In a study conducted by S. K. Camara & M. P. Orbe, they collected narratives of individuals describing situations where they were discriminated against based on their majority-group status (cases of reverse discrimination). The population sample consisted of the respondents being 30% female and 70% male. Birth era of respondents were 3% in the pre civil rights era between 1900-1935, and 53% during civil rights era 1938-1969, and 44% in the post civil rights era between 1970 and 1985. Approximately 9% of the respondents were Hispanic, 3% African American, 77% Caucasian, 1% Asian, 1% Native American, and 9% identified themselves as other.
(Based on Table 1 of Sakile K. Camara & Mark P. Orbe )
Vast majority of these stories involved Whites describing discrimination based on their race = a value of 70. Men who were discriminated against based on their sex = a value of 19. Young people experience age-based discrimination = a value of 12., and heterosexuals experiencing discrimination based on their sexual orientation = a value of 4.
In Grutter v. Bollinger, the Supreme Court allowed minority students a set of special considerations. The decision resulted in Caucasian students being denied acceptance regardless of their academic capabilities.
University of Texas had to defer the use of racial preferences in their college admissions after the US Court of Appeals for the Fifth Circuit barred the school from considering race in admitting students. The ruling came in a lawsuit brought by four white applications to the Texas Law School. They were denied admission even though their grade point averages were greater than minority applications that were accepted. The four white students also had a greater Law School Admission Test scores In 2012, Abigail Fisher, a graduate school applicant, was offered a hearing from the Supreme Court. The University of Texas allegedly used race as a factor in denying her application. In which case, the lawsuit of Fisher v. University of Texas was filed.
Opponents of Reverse Discrimination sometimes object that it cannot achieve its objectives because it inevitably creates two classes; those who gain their job or university place (or whatever) purely on merit and those who succeed only because of the existence of the program.

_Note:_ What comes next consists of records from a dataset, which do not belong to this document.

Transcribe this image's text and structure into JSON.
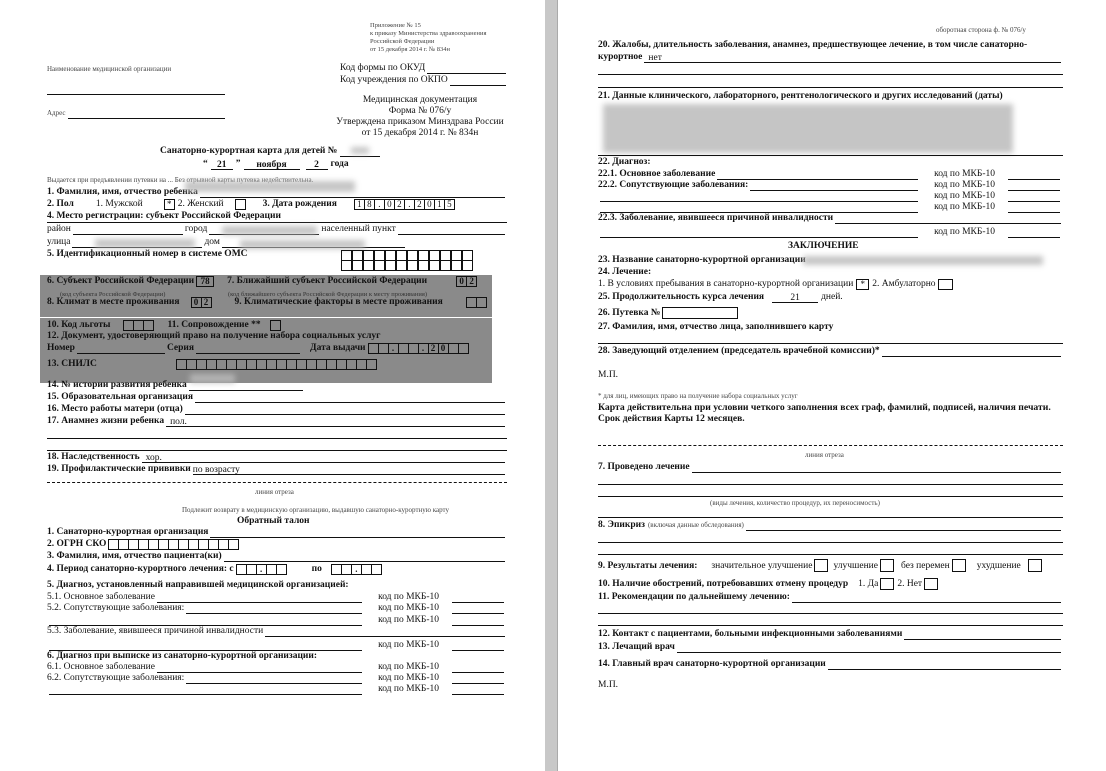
{
  "left": {
    "appendix": [
      "Приложение № 15",
      "к приказу Министерства здравоохранения",
      "Российской Федерации",
      "от 15 декабря 2014 г. № 834н"
    ],
    "org_name_label": "Наименование медицинской организации",
    "okud_label": "Код формы по ОКУД",
    "okpo_label": "Код учреждения по ОКПО",
    "address_label": "Адрес",
    "doc_info": [
      "Медицинская документация",
      "Форма № 076/у",
      "Утверждена приказом Минздрава России",
      "от 15 декабря 2014 г. № 834н"
    ],
    "title": "Санаторно-курортная карта для детей №",
    "date_day": "21",
    "date_month": "ноября",
    "date_year_suffix": "года",
    "issued_note": "Выдается при предъявлении путевки на ... Без отрывной карты путевка недействительна.",
    "f1": "1. Фамилия, имя, отчество ребенка",
    "f2": "2. Пол",
    "male": "1. Мужской",
    "male_mark": "*",
    "female": "2. Женский",
    "f3": "3. Дата рождения",
    "birth_date": [
      "1",
      "8",
      ".",
      "0",
      "2",
      ".",
      "2",
      "0",
      "1",
      "5"
    ],
    "f4": "4. Место регистрации: субъект Российской Федерации",
    "district": "район",
    "city": "город",
    "settlement": "населенный пункт",
    "street": "улица",
    "house": "дом",
    "f5": "5. Идентификационный номер в системе ОМС",
    "f6": "6. Субъект Российской Федерации",
    "f6_value": "78",
    "f6_note": "(код субъекта Российской Федерации)",
    "f7": "7. Ближайший субъект Российской Федерации",
    "f7_value": [
      "0",
      "2"
    ],
    "f7_note": "(код ближайшего субъекта Российской Федерации к месту проживания)",
    "f8": "8. Климат в месте проживания",
    "f8_value": [
      "0",
      "2"
    ],
    "f9": "9. Климатические факторы в месте проживания",
    "f10": "10. Код льготы",
    "f11": "11. Сопровождение **",
    "f12": "12. Документ, удостоверяющий право на получение набора социальных услуг",
    "number": "Номер",
    "series": "Серия",
    "issue_date": "Дата выдачи",
    "issue_date_boxes": [
      "",
      "",
      ".",
      "",
      "",
      ".",
      "2",
      "0",
      "",
      ""
    ],
    "f13": "13. СНИЛС",
    "f14": "14. № истории развития ребенка",
    "f15": "15. Образовательная организация",
    "f16": "16. Место работы матери (отца)",
    "f17": "17. Анамнез жизни ребенка",
    "f17_value": "пол.",
    "f18": "18. Наследственность",
    "f18_value": "хор.",
    "f19": "19. Профилактические прививки",
    "f19_value": "по возрасту",
    "cut_line": "линия отреза",
    "return_note": "Подлежит возврату в медицинскую организацию, выдавшую санаторно-курортную карту",
    "return_title": "Обратный талон",
    "r1": "1. Санаторно-курортная организация",
    "r2": "2. ОГРН СКО",
    "r3": "3. Фамилия, имя, отчество пациента(ки)",
    "r4": "4. Период санаторно-курортного лечения: с",
    "r4_to": "по",
    "r5": "5. Диагноз, установленный направившей медицинской организацией:",
    "r51": "5.1. Основное заболевание",
    "r52": "5.2. Сопутствующие заболевания:",
    "r53": "5.3. Заболевание, явившееся причиной инвалидности",
    "r6": "6. Диагноз при выписке из санаторно-курортной организации:",
    "r61": "6.1. Основное заболевание",
    "r62": "6.2. Сопутствующие заболевания:",
    "mkb": "код по МКБ-10"
  },
  "right": {
    "reverse_side": "оборотная сторона ф. № 076/у",
    "f20": "20. Жалобы, длительность заболевания, анамнез, предшествующее лечение, в том числе санаторно-",
    "f20b": "курортное",
    "f20_value": "нет",
    "f21": "21. Данные клинического, лабораторного, рентгенологического и других исследований (даты)",
    "f22": "22. Диагноз:",
    "f221": "22.1. Основное заболевание",
    "f222": "22.2. Сопутствующие заболевания:",
    "f223": "22.3. Заболевание, явившееся причиной инвалидности",
    "mkb": "код по МКБ-10",
    "conclusion": "ЗАКЛЮЧЕНИЕ",
    "f23": "23. Название санаторно-курортной организации",
    "f24": "24. Лечение:",
    "f24_1": "1. В условиях пребывания в санаторно-курортной организации",
    "f24_1_mark": "*",
    "f24_2": "2. Амбулаторно",
    "f25": "25. Продолжительность курса лечения",
    "f25_value": "21",
    "f25_unit": "дней.",
    "f26": "26. Путевка №",
    "f27": "27. Фамилия, имя, отчество лица, заполнившего карту",
    "f28": "28. Заведующий отделением (председатель врачебной комиссии)*",
    "stamp": "М.П.",
    "footnote": "* для лиц, имеющих право на получение набора социальных услуг",
    "validity1": "Карта действительна при условии четкого заполнения всех граф, фамилий, подписей, наличия печати.",
    "validity2": "Срок действия Карты 12 месяцев.",
    "cut_line": "линия отреза",
    "r7": "7. Проведено лечение",
    "r7_note": "(виды лечения, количество процедур, их переносимость)",
    "r8": "8. Эпикриз",
    "r8_note": "(включая данные обследования)",
    "r9": "9. Результаты лечения:",
    "r9_opts": [
      "значительное улучшение",
      "улучшение",
      "без перемен",
      "ухудшение"
    ],
    "r10": "10. Наличие обострений, потребовавших отмену процедур",
    "r10_yes": "1. Да",
    "r10_no": "2. Нет",
    "r11": "11. Рекомендации по дальнейшему лечению:",
    "r12": "12. Контакт с пациентами, больными инфекционными заболеваниями",
    "r13": "13. Лечащий врач",
    "r14": "14. Главный врач санаторно-курортной организации",
    "stamp2": "М.П."
  }
}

So when women or ethnic minorities succeed on merit alone this is not recognized and their success is attributed to Reverse Discrimination.
Statistics on the numbers and outcomes of complaints of employment discrimination suggest that reverse discrimination is rare. Most complaints are not claims against affirmative action policies. According to a report prepared for the labor department in the United States by Alfred W. Blumrosen, affirmative action policies have caused few claims of reverse discrimination by whites. The report found less than 100 reverse-discrimination cases among more than 3,000 discrimination opinions by Federal district and appears could from 1990-1994. The report indicated that a high proportion of the claims lacked merit. In Blumrosen's report, national surveys revealed only a few whites had experienced reverse discrimination, and only 5 to 12 percent of whites believed that their race had cost them a job or promotion. In addition, Blumrosen's report indicated that the reports filed with the Equal Employment Opportunity Commission offer additional evidence that reverse discrimination is rare: 2% of cases were of white men charging, sexual, racial or national origin discrimination and 1.8% were of white women charging racial discrimination.
Furthermore, newer reports by the Equal Employment Opportunity Commission have found that less than 10% of race related complaints were filed by whites, only 18% of gender related complaints and only 4% of the court cases were filed by men.
Analysis of other evidence shows that when national samples of whites are asked if they personally have experienced the loss of job, promotion, or college admission because of their race, only 2%-13% say yes.